Aéroport de Kaboul, le 19 août 2021

© BELGA/AFP

Par Corentin Laurent avec Agences.

Alors que les pays occidentaux continuent d’affréter des avions vers Kaboul pour évacuer leurs ressortissants et le personnel ayant travaillé avec eux. L’aéroport est le théâtre de tous les désespoirs. Contrairement à ce qu’ils avaient annoncé, le départ des afghans et des Occidentaux est fortement perturbé, voire entravé, par les talibans qui constituent des check-points. Une présence menaçante des talibans lourdement armés.

Un parcours du combattant entre la ville et l’aéroport donc. D’autant plus que les talibans se serviraient de cette foule pour établir des listes noires qui contiennent les noms et adresses d’afghans ayant travaillé pour le gouvernement déchu ou les Occidentaux, selon un rapport. Explications.

Un rapport accablant

"Les Talibans intensifient la chasse de tous les individus et les collaborateurs de l’ancien régime, et quand cela ne fonctionne pas, ils ciblent et arrêtent les familles et les punissent, en accord avec leur propre interprétation de la Sharia", c’est ainsi que débute le rapport du RHIPTO, un organisme qui compile des informations stratégiques et qui les fournis aux Nations Unies, que la RTBF a pu se procurer.

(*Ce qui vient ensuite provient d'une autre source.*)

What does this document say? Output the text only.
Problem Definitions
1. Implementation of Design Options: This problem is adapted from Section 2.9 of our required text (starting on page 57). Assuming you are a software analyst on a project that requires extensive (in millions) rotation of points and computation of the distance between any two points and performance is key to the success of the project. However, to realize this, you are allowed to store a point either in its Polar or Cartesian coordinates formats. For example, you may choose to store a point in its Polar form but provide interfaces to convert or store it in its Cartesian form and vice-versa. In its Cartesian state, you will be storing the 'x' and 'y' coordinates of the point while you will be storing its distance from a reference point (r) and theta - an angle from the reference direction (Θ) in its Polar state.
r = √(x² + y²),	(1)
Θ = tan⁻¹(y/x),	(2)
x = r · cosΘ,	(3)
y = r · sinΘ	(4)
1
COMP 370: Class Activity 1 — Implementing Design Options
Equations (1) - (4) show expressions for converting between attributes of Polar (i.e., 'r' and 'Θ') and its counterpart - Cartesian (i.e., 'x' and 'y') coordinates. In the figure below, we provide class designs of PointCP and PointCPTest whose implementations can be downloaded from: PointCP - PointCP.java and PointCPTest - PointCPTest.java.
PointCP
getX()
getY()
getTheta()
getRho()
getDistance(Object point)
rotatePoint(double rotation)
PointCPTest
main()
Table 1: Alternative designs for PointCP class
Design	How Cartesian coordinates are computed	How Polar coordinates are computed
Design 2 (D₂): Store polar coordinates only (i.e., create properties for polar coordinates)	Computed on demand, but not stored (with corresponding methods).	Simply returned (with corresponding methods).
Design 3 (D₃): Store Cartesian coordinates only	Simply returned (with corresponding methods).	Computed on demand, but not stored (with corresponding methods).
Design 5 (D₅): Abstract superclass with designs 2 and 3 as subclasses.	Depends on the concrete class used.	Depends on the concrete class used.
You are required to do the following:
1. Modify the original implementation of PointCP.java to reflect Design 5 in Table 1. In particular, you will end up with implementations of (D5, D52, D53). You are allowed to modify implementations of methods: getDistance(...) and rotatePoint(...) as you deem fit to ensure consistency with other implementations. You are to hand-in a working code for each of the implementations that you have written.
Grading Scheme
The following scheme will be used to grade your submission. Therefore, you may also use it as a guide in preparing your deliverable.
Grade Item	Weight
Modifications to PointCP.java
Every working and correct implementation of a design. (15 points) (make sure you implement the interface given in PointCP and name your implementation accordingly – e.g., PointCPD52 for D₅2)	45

Dans ce rapport, il est fait mention de l’aéroport de Kaboul, où un screening de la foule serait mené par les Talibans. "Plusieurs rapports démontrent que les talibans ont établi des listes d’individus, numéros de téléphone et membres de la famille d’individus soupçonnés d’avoir collaboré avec les forces alliées", ces personnes seraient ensuite "menacées de mort et/ou arrêtée".

Des screening similaires seraient en cours autour de toutes les grandes villes conquises, comme à Jalalabad, où la contestation face aux Talibans est forte, ainsi que sur toutes les autoroutes. Les islamistes profiteraient donc de mouvements de population insufflés par les évacuations occidentales pour repérer les afghans ayant collaboré avec les alliés. Le rapport indique qu’il est fort probable que la situation évolue "vers une fermeture complète du périmètre extérieur de Kaboul dans les prochains jours".

Dès le 16 août, jour de la prise de Kaboul, un Afghan ayant travaillé avec les Britanniques et les Américains a reçu une lettre, selon le rapport. Une lettre qui demande au concerné "de se rendre au quartier général de la Commission de l’Armée et du Renseignement de l’Emirat islamique d’Afghanistan […] de fournir des informations sur la nature de votre travail et votre relation avec les Britanniques et les Américains", et qui se conclut par une menace, "si vous ne venez pas au rapport à la Commission, votre famille sera arrêtée à la place, et vous en serez responsable. Vous et votre famille serez traités sur base de la Sharia".

Un double barrage filtrant

Outre, le screening présumé des talibans. Les insurgés retiennent et dissuadent les afghans qui veulent partir aux portes de l’aéroport. La chaîne de télévision Sky News, qui accompagnait une unité militaire britannique, en témoigne : l’accès à l’aéroport est conditionné à un double barrage filtrant.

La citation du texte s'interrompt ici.